Sunday, April 10, 2022

day 3

Today was much better 


    I only cried three times.  I still see Corki in  the yard and in the house.  I can still feel her presence.

    Emily came over tonight for dinner.  Julia made Ikea Swedish meatballs with gravy and lingenberry sauce.  I made air fried parmesan potatoes and it was a good meal.  I did forget a vegetable, but no one seemed to mind.

    During the talk going round the room, I said I would not mind getting another dog.

    It would not look like Corki, act like Corki, or be called Corki.  It would be an older dog, but new to us.  Jackie agrees.  Julia has to approve because there is a chance the dog would outlive us.  A slim chance, but we need to plan for all events.

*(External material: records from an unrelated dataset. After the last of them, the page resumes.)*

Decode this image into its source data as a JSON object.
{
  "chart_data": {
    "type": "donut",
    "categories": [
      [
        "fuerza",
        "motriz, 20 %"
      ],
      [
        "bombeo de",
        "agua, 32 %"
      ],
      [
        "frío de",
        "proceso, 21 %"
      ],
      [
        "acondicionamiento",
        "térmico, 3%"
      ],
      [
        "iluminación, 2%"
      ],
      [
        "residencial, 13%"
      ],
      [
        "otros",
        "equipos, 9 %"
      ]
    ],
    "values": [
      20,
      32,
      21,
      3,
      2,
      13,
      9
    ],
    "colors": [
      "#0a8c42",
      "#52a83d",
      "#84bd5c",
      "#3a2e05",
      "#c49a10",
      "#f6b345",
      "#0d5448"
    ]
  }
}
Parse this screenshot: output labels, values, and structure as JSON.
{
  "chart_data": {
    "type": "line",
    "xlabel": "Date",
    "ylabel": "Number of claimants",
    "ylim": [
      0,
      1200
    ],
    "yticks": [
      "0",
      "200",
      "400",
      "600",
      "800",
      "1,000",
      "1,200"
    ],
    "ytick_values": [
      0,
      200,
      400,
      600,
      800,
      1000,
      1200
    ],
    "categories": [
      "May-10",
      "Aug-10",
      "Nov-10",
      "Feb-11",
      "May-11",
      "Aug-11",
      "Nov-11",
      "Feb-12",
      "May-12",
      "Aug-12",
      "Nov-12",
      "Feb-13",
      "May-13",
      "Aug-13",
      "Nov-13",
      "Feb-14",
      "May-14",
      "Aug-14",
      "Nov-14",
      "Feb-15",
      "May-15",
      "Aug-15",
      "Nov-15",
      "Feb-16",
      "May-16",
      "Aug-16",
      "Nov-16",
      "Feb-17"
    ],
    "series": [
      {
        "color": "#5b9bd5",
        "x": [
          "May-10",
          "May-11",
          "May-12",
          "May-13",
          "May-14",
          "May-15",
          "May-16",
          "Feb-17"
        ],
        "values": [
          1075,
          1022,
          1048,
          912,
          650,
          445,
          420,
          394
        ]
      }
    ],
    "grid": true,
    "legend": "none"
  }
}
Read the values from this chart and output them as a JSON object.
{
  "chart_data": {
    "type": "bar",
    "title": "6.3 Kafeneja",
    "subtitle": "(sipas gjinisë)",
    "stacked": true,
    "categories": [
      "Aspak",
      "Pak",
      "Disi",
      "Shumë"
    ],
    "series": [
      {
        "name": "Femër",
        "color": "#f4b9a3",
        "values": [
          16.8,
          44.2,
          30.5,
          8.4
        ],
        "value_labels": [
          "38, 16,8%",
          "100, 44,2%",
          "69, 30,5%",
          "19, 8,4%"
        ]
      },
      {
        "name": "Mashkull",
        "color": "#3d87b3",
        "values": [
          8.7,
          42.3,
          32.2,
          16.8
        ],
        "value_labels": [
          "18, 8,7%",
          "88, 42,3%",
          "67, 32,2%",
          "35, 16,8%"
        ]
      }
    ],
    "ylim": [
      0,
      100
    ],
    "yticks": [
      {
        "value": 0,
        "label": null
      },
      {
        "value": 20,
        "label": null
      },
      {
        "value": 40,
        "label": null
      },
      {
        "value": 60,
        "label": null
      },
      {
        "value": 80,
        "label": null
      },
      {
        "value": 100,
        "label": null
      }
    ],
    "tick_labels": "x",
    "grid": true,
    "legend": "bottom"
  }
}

    We won't start looking until summer.  I need time to heal, Jackie needs time to heal, Julia needs time to heal.  Time heals all wounds, right?

    I know in the end someone will grieve, either me, Jackie, the family, or the dog.  

    I also told everyone that when I die I will be cremated.  I want some of Corki's ashes mixed in with mine.  I left her once, I don't want to leave her again.

    To be honest, sometimes I think I am nuts.  You may too.  It seems unnatural to feel such profound grief over a dog!  But for nearly 7 years she was my pal, my confidant, my companion on neighborhood walks, my fellow Starbucks fan.  I miss her deeply.  

    Thanks to everyone who has sent their thoughts and sympathies.  It is a comfort.

Peace and Love   Prayers for Ukraine


1 comment:

  1. Terry, we have the ashes of my/our beloved dogkids and Lynne knows that I wish to be cremated and their ashes mixed with mine, too. It's a little bit of a hoot to know that they will be interred with me at the ever-so-proper columbarium at St. Mark's, Glen Ellen. And if they, if your Corki, isn't in heaven, then, it isn't really heaven is it? There is really no explaining this love, it just is. I am sad with you.